Luis Barragán: Pérez III

Luis Barragán @LuisBarraganJ

Independientemente de sus posturas políticas e ideológicas, celebramos el centenario natal de dos venezolanos insignes de una era radicalmente diferente a la que ahora atravesamos: por el mes de abril, Pompeyo Márquez, y, recientemente, Carlos Andrés Pérez. Con todos sus errores y fallas, es necesario expresarlo sin ambages: ninguno de los prohombres del presente régimen les llega a los tobillos. Sin embargo, deseamos hacer algunas nada novedosas precisiones sobre el tachirense, habida cuenta que nunca lo votamos, circunstancia que automáticamente no lo demerita.

Inició el segundo gobierno de Betancourt en un contexto prolongado de guerra, auspiciado por una derecha golpista y una izquierda insurreccional que derrocharon más cinismo e irresponsabilidad histórica que inspiración y destreza política, por lo que un ministro de Relaciones Interiores como Luis Augusto Dubuc no contó con el temperamento necesario para afrontar decididamente un desafío que superaba el canon clásico de la formación política de los dirigentes de entonces, por cierto, nada tímido después de la larga resistencia y exilio antidictatorial. El acierto presidencial fue innegable al hacer titular del despacho a Pérez, luego de una pasantía viceministerial, en la que el secretario general seccional del Táchira demostró la profundidad de su compromiso y un inmenso coraje en defensa de la institucionalidad democrática que, a la vuelta de los años, a pesar de la intensa propaganda de descalificación, no impidió que ocupara el solio miraflorino.

Carlos Andrés Pérez, según RAS. Elite, Caracas, nr. 1838 del 17/12/1960.

Otra muestra del coraje de Pérez fue el de la nacionalización petrolera y, sobre todo, el modo de hacerlo. El consenso opositor de entonces apuntó a una completa estatización de la industria, pero él nadó a contracorriente a favor de las empresas mixtas y echó las bases de una exitosa transnacional con la acertada selección de un equipo de dirección que garantizó una ejecutoria profesional, especializada y estable.

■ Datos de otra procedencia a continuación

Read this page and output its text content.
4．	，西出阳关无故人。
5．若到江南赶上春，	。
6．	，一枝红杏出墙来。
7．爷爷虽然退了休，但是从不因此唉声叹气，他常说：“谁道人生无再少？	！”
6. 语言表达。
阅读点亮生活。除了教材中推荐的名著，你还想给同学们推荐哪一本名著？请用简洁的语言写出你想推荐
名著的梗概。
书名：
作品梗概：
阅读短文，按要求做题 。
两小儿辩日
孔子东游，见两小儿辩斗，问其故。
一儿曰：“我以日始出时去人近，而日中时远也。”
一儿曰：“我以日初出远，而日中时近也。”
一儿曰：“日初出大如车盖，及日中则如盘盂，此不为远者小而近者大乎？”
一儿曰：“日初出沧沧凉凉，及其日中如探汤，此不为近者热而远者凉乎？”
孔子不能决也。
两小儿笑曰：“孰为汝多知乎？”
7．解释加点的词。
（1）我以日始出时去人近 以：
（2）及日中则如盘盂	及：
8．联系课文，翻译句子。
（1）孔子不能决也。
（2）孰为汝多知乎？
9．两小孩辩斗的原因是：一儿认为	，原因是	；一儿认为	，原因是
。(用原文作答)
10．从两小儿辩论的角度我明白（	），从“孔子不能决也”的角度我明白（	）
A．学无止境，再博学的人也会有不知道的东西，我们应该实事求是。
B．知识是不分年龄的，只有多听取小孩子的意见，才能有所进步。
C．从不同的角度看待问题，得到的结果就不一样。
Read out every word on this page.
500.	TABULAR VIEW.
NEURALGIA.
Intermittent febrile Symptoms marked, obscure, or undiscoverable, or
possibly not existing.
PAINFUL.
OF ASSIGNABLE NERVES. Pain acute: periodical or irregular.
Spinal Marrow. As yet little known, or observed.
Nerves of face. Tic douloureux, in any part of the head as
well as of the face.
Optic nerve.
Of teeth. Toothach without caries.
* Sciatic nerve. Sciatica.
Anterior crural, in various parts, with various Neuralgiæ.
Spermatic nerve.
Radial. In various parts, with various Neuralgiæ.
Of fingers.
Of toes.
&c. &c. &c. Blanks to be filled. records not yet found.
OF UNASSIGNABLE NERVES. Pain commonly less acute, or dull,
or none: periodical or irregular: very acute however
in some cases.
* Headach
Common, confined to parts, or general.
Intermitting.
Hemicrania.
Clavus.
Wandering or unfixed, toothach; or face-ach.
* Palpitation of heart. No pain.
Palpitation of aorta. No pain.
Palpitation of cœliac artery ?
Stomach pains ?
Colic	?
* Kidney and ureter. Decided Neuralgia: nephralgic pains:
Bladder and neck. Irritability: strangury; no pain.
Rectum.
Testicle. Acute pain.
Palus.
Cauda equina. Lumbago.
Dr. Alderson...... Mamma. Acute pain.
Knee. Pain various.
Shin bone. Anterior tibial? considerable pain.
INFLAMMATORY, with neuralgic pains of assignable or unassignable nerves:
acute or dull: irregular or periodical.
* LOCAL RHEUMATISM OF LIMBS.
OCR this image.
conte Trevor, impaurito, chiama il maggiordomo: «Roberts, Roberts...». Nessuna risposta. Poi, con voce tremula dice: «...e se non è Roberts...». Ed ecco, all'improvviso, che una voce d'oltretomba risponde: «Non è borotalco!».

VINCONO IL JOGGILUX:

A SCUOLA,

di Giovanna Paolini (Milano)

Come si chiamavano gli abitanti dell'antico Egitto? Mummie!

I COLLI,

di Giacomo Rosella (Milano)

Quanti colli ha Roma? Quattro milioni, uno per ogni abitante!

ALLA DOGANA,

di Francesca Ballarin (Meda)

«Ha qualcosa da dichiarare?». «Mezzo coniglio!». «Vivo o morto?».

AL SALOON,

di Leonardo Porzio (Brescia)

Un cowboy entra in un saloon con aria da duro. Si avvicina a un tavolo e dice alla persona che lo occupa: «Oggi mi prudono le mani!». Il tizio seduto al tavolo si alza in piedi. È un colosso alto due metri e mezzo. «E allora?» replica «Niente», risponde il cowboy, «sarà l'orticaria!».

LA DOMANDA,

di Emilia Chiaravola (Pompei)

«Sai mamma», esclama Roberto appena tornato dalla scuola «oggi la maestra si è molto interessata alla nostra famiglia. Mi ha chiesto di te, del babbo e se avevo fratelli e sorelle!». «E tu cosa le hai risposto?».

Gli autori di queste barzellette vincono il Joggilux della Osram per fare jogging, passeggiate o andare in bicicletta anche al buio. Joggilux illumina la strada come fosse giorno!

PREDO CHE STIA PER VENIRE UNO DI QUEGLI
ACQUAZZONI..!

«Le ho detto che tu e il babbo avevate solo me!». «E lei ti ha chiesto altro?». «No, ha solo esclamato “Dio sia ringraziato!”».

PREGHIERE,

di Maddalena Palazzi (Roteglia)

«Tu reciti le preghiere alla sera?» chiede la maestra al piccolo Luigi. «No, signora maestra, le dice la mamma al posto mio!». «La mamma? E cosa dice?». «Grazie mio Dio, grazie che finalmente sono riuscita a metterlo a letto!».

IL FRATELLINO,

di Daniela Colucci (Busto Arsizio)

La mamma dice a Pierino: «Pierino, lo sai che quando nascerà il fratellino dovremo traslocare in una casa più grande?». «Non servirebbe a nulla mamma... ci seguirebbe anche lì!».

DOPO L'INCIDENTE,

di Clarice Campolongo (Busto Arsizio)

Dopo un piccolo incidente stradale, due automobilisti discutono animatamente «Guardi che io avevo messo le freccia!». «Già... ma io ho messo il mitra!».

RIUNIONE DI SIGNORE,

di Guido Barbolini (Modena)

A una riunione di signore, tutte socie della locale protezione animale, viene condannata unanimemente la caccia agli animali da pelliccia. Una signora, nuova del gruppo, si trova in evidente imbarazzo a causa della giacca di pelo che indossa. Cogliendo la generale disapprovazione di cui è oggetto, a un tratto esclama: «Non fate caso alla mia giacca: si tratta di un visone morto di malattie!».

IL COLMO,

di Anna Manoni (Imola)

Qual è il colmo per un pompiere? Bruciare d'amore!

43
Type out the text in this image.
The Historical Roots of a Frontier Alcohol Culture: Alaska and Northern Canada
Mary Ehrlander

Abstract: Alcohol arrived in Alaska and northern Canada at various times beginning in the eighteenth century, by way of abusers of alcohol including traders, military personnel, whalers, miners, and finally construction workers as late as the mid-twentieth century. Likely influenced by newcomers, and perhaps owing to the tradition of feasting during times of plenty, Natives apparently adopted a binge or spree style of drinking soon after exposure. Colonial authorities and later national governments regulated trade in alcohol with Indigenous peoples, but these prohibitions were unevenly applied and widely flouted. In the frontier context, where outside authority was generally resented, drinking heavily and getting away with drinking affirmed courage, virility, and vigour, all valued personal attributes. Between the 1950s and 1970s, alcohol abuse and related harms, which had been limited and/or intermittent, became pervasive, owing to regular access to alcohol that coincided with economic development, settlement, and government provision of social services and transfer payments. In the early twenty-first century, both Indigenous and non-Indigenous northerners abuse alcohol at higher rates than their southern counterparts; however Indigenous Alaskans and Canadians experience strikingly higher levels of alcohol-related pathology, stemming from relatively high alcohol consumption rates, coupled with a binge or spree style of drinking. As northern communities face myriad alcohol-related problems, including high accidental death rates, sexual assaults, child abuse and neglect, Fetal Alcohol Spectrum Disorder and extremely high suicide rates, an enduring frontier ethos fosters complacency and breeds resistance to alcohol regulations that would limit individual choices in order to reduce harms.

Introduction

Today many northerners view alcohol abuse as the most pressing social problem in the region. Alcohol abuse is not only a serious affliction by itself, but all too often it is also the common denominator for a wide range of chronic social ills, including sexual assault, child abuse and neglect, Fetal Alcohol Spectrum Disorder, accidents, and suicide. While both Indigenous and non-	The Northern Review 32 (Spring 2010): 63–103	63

Claro y realista el programa de gobierno de AD, como lo fue el de COPEI, durante la segunda presidencia, tuvo la valentía de corregir el curso del modelo y la estrategia de desarrollo en todo lo que le fue posible, rompiendo el esquema populista que él mismo enfatizara, precedido también por la herencia que dejaron los gobiernos de Herrera y Lusinchi. Cierto, Pérez incurrió en errores de apreciación y exceso de confianza frente a una conspiración muy bien orquestada que arrancó con El Caracazo, nada fortuito a nuestro modo de ver, y lo subrayó la asonada del otro celebérrimo febrero que él supo enfrentar con gallardía y determinación, al igual que hizo por noviembre de 1992, como le correspondía.

Hay un Pérez tres que ha pasado por debajo de la mesa en este aniversario, quizá como un gesto de cortesía o faltando una suficiente maceración histórica que pudiera beneficiar al régimen que lo ha denostado hasta los extremos más indecibles, rayando en una vergonzosa imbecilidad. Es el que, a meses de vencerse el período constitucional, se vio obligado a renunciar a la presidencia de la República, como en efecto lo hizo, afrontando todas las consecuencias.

Renuncia que, por entonces, la creímos como una demostración de consciencia y hondura institucional del país, pero nos equivocamos al no esperar los comicios, o quizá hacerlo hubiese significado otro golpe de Estado por las logias que pugnaban al interior de las Fuerzas Armadas, siguiendo a Domingo Irwin. Caso éste que debían las direcciones partidistas asumir al declarar el fin de fiesta de la era petrolera, quedando como un recuerdo los tiempos del confortable reacomodo de los factores de poder.

De nuevo, derrochó valor el presidente Pérez en la última y amarga etapa de su vida, incluyendo los desvaríos de AD que ahora lo reivindica como infaliblemente suyo. Y, sabiendo de las diferencias, cuando ella me dijo que la acompañara a darle un adiós a su admirado líder, fui con María Efe a la casa distrital para dejar nuestro testimonio de respeto histórico a quien injustamente lo hicieron dueño de todas las villanías posibles.